Au cours d’une rencontre avec la presse, ce jeudi, le syndicat national des greffiers, a indiqué que les points inscrits dans le cahier de revendications présenté au gouvernement, n’ont pas connu d’avancée. Toute chose qui pourrait emmener les greffiers à grever.

Année judiciaire plutôt mouvementée. Après le Synamag qui a démarré sa grève, il y a prêt de deux mois, et dit poursuivre le mouvement jusqu’au départ de Francis Nkéa Ndzigue, le Garde des Sceaux, le syndicat national de greffiers pourrait aussi dans les tout prochains jours rentrer en grève.

Cette déclaration a été faite ce jeudi, au cours d’une rencontre avec la presse au palais de justice de Libreville. Une assemblée générale pour statuer sur cette situation est prévue pour le 20 février prochain.

Ici, ce sont les points de revendications présentés au gouvernement qui sont jusqu’à ce jour restés lettre morte, qui pourraient être à l’origine de ce débrayage. Comme points de revendications, il y a entre autres: le statut particulier, la carte professionnelle, les salaires de la promotion 2017 et les toges des greffiers de la Cour d’appel.

S’agissant du statut particulier, il est indiqué que le «Synagref n’a aucune visibilité et informations sur la situation réelle de cette loi, en dépit des nombreuses réunions tenues depuis huit mois avec la tutelle». L’horizon est également sombre pour «200 fonctionnaires greffiers, partant de l’année 2014-2015, privés de ce document (carte professionnelle) qui leur permet de s’identifier dans l’exercice de leurs fonctions».

Quant à la distribution des toges aux greffiers, le Synagref précise que « nous avons été surpris de constater que lors de la distribution de toges, seules les Cours d’appels de Port-Gentil ont reçu en intégralité leurs robes. Au détriment des Cours d’appels de Franceville, Mouila et Oyem». Ce n’est pas tout.
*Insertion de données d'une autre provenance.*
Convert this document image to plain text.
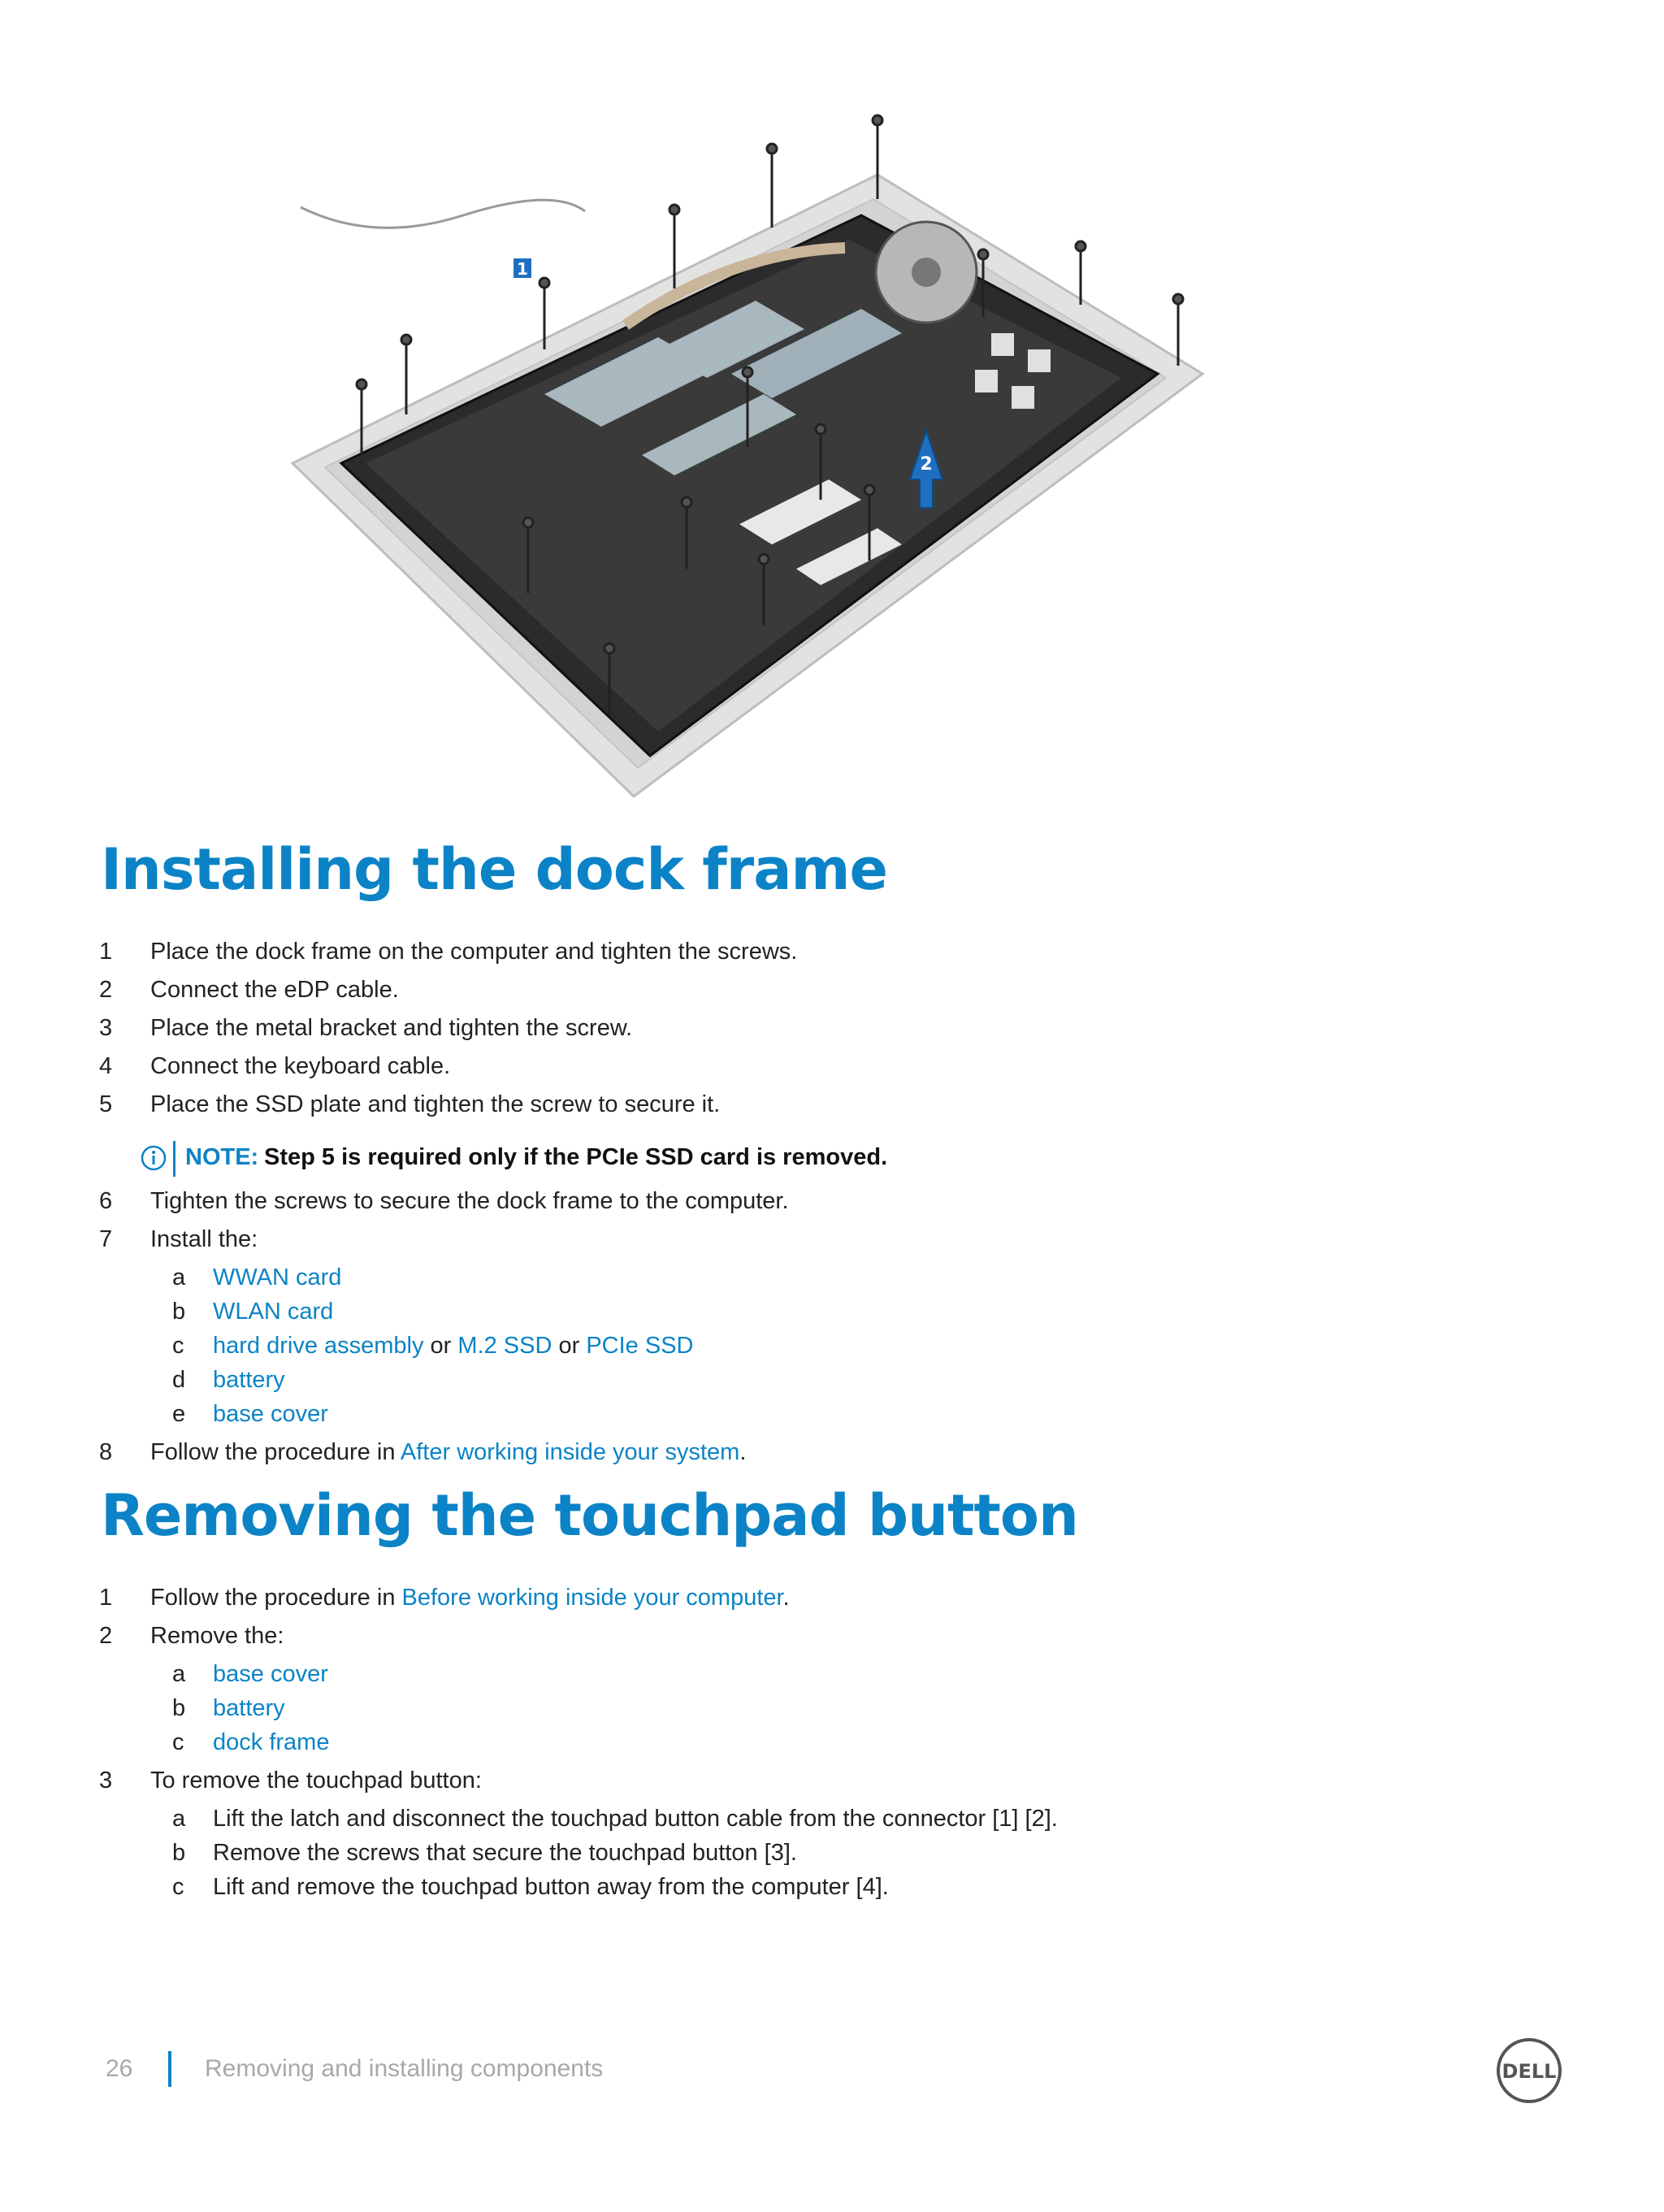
2
1
Installing the dock frame
1 Place the dock frame on the computer and tighten the screws.
2 Connect the eDP cable.
3 Place the metal bracket and tighten the screw.
4 Connect the keyboard cable.
5 Place the SSD plate and tighten the screw to secure it.
NOTE: Step 5 is required only if the PCIe SSD card is removed.
6 Tighten the screws to secure the dock frame to the computer.
7 Install the:
a WWAN card
b WLAN card
c hard drive assembly or M.2 SSD or PCIe SSD
d battery
e base cover
8 Follow the procedure in After working inside your system.
Removing the touchpad button
1 Follow the procedure in Before working inside your computer.
2 Remove the:
a base cover
b battery
c dock frame
3 To remove the touchpad button:
a Lift the latch and disconnect the touchpad button cable from the connector [1] [2].
b Remove the screws that secure the touchpad button [3].
c Lift and remove the touchpad button away from the computer [4].
26	Removing and installing components	DELL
Il y a aussi le fait qu’il y aurait trop d’immixtion dans ce corps. Ce, depuis la rentrée judiciaire de l’année en cours. explique le Synagref «Paulette Akoly, 1erprésident de la Cour d’appel judiciaire de Libreville, ne cesse de s’immiscer dans l’administration des greffes. Mieux, elle s’octroie les prérogatives du ministre de la Justice par la prise des ordonnances portant affectations, mutations et nominations des greffiers», dénonce le syndicat.

Les greffiers auraient aussi une dent contre le procureur de la République près le tribunal de Makokou, Dany Kama. Ce dernier, indique le Synagref, a fait interpeler de manière arbitraire Me Fabrice Mbandza par les agents de la direction générale des recherches (DGR) dans l’Ogooué-Ivindo et aux affiches contenant des propos diffamatoires et désobligeant à l’endroit des greffiers».

Autant dire que les palais de justice vivent ces derniers temps des moments très mouvementés. Entre le Synamag qui impose la reprise du travail des magistratures par le départ du ministre de tutelle et le Synagref qui exige du gouvernement de satisfaire les points inscrits dans le cahier de charges, le gouvernement a du fil à retordre.